Implementation of Heart diseases using Machine Learning
Machine Learning is used across many spheres around the world including the healthcare industry, Machine Learning can play an essential role in predicting of Heart diseases and more. Such information can provide important insights to doctors who can then adapt their diagnosis and treatment per patient basis.Some application areas in which ML techniques are used includes Banking, Fraud detection, Bio-informatics, Marketing, Insurance, and Healthcare.
Our topic is about prediction of heart disease by processing patients' dataset to whom we need to predict the chance of occurrence of a heart disease.
- K Neighbors Classifier --> looks for the classes of K nearest neighbors of a given data point and based on the majority class, it assigns a class to this data point.
- Support Vector Classifier --> form a hyperplane that can separate the classes as much as possible by adjusting the distance between the data points
- Decision Tree Classifier --> creates a decision tree, it assigns the class values to each data point.
- Random Forest Classifier --> Similar to Decision Trees. It creates a forest of trees where each tree is formed by a random selection of features from the total features
The dataset has a total of 303 rows and there are no missing values. There are a total of 13 features along with one target value which we wish to find. There are no missing values so we don’t need to take care of any null values.
The Attributes are (sex), (age), (chest pain), (blood pressure), (blood sugar), (ECG), (heart rate) and (disease).
Attribute age is classified in three groups. 1-young, 2 - Middle age 3 - old age.

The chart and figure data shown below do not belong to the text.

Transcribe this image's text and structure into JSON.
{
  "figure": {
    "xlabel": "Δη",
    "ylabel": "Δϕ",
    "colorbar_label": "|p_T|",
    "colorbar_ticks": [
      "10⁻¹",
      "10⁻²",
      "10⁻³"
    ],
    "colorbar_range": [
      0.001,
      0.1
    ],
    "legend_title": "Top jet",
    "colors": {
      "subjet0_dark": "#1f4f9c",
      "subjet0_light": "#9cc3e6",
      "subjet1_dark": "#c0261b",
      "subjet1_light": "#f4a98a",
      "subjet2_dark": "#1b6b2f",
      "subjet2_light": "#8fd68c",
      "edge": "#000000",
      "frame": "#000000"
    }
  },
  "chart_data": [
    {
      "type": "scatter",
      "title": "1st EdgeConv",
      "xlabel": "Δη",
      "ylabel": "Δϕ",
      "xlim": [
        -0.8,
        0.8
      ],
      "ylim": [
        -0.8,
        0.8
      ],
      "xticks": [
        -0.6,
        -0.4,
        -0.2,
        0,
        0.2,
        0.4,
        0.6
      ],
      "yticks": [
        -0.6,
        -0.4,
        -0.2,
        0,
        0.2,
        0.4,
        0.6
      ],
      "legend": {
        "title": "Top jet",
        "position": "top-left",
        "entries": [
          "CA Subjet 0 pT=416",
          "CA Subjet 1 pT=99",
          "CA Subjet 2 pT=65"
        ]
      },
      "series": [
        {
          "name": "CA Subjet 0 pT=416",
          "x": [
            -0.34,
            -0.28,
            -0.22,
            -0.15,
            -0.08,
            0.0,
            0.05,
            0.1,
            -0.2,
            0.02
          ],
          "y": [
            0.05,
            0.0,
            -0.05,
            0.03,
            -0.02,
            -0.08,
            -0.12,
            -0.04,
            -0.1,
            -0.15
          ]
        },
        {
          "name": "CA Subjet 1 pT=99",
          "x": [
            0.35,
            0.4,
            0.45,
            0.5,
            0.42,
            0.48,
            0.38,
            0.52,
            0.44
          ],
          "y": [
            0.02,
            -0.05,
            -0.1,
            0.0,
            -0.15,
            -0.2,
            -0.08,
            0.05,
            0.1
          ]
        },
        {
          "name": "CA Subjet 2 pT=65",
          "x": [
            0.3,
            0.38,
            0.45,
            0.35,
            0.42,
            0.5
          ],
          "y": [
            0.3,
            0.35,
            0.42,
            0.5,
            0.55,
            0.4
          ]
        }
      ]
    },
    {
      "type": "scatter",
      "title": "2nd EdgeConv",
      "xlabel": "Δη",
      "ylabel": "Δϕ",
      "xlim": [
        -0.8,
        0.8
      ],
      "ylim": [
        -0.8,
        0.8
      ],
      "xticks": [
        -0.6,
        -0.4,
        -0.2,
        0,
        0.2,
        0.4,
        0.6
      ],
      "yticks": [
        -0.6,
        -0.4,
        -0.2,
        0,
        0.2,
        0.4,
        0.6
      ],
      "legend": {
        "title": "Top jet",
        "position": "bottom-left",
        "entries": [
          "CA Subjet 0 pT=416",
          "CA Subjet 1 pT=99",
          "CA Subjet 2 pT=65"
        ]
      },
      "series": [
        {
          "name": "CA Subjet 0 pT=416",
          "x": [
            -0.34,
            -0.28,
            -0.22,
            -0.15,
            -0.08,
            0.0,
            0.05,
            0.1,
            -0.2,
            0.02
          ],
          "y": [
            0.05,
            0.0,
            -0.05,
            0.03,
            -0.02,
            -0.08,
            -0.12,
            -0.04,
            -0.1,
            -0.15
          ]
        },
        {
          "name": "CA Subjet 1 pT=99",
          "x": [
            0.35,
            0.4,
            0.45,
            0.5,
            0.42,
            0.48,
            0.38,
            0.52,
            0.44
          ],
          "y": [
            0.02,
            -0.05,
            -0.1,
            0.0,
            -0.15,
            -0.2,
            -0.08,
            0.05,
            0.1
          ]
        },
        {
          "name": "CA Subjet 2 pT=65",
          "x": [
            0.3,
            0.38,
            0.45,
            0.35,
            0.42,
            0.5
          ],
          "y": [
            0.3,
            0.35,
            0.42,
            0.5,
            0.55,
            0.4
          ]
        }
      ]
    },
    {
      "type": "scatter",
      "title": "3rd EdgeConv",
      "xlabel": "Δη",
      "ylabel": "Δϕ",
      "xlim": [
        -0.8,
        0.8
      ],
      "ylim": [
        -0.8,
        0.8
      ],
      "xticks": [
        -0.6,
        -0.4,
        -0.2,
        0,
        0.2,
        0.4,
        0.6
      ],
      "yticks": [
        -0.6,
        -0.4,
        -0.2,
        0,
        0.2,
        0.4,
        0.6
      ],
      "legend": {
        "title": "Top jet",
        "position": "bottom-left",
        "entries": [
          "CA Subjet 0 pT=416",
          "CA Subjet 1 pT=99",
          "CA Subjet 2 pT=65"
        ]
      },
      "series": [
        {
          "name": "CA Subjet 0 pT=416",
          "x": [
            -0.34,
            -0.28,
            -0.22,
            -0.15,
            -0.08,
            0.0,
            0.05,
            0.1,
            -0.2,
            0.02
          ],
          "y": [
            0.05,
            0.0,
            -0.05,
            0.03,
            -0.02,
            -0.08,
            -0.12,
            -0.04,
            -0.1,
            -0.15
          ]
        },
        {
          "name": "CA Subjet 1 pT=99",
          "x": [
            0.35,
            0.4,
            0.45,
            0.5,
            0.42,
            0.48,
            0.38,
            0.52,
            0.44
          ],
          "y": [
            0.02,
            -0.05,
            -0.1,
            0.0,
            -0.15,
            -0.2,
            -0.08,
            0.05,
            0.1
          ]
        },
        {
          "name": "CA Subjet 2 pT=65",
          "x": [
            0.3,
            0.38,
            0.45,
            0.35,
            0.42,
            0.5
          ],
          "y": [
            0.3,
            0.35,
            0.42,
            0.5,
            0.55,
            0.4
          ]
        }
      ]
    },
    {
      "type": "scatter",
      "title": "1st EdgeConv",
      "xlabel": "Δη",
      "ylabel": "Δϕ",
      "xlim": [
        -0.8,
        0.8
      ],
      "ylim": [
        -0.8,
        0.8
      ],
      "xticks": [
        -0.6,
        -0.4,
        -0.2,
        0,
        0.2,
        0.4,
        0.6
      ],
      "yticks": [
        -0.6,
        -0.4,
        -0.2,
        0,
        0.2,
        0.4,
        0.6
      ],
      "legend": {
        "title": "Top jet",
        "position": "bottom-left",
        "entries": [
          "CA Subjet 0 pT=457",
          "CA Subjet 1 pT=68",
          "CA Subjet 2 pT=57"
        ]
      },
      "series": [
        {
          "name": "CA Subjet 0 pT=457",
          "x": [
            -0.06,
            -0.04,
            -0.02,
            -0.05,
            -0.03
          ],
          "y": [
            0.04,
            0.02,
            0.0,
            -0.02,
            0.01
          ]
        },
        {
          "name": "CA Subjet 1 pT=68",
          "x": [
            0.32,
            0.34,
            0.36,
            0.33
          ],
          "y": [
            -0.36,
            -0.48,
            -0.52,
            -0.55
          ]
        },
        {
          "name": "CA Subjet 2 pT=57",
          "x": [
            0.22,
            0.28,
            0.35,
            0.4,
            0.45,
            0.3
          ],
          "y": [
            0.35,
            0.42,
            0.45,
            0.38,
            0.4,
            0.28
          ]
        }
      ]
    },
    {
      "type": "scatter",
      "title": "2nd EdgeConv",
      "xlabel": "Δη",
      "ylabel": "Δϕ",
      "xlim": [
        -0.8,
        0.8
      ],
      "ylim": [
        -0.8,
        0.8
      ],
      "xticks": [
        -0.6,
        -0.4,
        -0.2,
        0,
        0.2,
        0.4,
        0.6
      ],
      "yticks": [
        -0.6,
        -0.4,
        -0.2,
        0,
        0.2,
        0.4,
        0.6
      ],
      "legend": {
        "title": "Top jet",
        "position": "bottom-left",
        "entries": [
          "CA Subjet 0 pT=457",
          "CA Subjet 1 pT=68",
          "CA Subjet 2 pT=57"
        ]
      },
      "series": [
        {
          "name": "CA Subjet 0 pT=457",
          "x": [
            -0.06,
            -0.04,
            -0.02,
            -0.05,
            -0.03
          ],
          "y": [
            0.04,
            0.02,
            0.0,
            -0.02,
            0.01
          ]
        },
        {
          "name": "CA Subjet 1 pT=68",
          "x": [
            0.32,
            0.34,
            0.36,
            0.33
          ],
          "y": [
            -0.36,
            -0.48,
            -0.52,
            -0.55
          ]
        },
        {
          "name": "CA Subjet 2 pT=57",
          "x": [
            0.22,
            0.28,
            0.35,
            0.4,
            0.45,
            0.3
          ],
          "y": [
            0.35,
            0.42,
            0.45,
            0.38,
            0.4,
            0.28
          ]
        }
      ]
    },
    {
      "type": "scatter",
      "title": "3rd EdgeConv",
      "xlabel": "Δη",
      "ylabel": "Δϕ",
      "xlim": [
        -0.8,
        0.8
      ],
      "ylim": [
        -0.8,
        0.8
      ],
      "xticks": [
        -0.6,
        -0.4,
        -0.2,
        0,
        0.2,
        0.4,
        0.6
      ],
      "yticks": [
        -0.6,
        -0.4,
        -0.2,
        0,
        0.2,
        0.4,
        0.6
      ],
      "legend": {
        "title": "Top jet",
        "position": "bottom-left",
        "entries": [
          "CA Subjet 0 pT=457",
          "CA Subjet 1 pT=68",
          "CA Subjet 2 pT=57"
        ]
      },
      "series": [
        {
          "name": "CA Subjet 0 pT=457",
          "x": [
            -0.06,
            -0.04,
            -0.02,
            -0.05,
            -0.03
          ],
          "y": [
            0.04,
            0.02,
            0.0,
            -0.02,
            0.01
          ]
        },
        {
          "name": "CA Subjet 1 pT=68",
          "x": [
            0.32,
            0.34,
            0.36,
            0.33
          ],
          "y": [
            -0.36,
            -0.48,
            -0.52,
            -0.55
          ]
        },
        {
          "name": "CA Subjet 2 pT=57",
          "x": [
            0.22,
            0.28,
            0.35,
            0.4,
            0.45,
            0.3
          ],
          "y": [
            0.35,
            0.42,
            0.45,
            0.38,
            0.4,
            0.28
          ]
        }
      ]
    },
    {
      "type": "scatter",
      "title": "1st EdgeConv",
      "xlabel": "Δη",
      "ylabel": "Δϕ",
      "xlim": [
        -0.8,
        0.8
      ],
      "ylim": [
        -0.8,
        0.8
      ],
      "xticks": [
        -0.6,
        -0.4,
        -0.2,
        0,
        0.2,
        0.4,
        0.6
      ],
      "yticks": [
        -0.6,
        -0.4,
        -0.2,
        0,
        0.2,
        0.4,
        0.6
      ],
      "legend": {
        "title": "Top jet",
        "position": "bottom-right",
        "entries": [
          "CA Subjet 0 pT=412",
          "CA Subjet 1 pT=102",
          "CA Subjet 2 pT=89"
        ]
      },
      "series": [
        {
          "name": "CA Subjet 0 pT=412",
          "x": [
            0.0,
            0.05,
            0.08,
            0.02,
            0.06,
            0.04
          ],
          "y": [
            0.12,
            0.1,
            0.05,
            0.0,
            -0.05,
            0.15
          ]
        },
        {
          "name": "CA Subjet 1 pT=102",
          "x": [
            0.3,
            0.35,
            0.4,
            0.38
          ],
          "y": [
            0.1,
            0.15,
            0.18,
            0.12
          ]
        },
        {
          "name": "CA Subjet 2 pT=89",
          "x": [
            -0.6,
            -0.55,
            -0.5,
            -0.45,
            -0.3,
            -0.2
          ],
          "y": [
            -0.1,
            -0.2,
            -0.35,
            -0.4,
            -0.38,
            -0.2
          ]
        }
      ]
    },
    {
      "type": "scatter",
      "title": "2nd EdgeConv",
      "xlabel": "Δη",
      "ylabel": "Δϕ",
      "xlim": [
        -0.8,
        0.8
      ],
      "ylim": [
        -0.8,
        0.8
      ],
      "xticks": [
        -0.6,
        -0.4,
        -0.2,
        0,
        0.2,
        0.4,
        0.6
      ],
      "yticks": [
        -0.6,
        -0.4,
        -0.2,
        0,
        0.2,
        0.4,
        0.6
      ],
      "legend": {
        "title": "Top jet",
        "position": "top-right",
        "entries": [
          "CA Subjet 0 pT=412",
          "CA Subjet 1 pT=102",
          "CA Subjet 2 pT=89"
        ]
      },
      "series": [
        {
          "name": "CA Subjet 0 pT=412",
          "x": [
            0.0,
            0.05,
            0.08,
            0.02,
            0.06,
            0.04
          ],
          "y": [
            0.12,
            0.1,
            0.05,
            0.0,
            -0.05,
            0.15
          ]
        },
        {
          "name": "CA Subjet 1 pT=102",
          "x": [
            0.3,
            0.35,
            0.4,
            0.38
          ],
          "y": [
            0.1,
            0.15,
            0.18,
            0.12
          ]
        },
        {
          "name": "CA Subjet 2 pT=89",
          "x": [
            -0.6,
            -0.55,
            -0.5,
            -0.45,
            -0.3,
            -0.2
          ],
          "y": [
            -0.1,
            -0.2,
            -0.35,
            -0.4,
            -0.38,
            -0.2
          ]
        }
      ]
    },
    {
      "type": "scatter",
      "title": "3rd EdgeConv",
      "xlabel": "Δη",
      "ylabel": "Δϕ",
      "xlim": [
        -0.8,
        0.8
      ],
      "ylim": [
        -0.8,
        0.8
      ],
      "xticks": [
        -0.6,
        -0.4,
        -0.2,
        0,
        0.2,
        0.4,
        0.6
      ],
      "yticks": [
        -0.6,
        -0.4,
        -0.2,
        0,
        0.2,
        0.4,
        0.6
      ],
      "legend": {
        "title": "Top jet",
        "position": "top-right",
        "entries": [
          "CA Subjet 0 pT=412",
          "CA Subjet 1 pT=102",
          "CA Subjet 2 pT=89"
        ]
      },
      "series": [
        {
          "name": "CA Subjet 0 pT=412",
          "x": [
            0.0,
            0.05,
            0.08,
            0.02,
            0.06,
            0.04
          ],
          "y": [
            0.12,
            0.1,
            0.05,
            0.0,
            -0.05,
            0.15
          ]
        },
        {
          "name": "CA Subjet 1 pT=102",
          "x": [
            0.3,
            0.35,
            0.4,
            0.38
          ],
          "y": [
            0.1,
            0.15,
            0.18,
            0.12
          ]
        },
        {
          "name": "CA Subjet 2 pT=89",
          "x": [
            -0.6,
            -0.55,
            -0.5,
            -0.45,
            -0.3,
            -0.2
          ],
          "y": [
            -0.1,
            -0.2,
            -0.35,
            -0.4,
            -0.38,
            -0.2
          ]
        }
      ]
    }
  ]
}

Attribute chest pain is categorized in four groups. 1- Asymptomatic 2- Angina Pectoris, 3- non-angian, 4-typ-angian
Attribute blood pressure is classified in five groups. 1- Normal, 2-elevated, 3-HBP Stage1, 4-HBP Stage2, 5- Hypertension Crisis.
Attribute blood sugar is classified in 3 groups. 1-Normal, 2-pre diabetic, 3-diabetic
Attribute ECG is classified in 3 groups. 1- left ventricular hypertrophy, 2-normal, 3-st-t-aveabnormality
Attribute heart rate is classified in 3 groups. 1- Good, 2-average, 3-poor
Attribute disease is classified in 2 groups. 1 negative and 2-positive.
A scaling technique used before feeding in to the mL models, because there are difference in ranges of features will cause different step sizes for each feature. Distance algorithms like KNN, K-means, and SVM are most affected by the range of features. This is because behind the scenes they are using distances between data points to determine their similarity. This will impact the performance of the machine learning algorithms.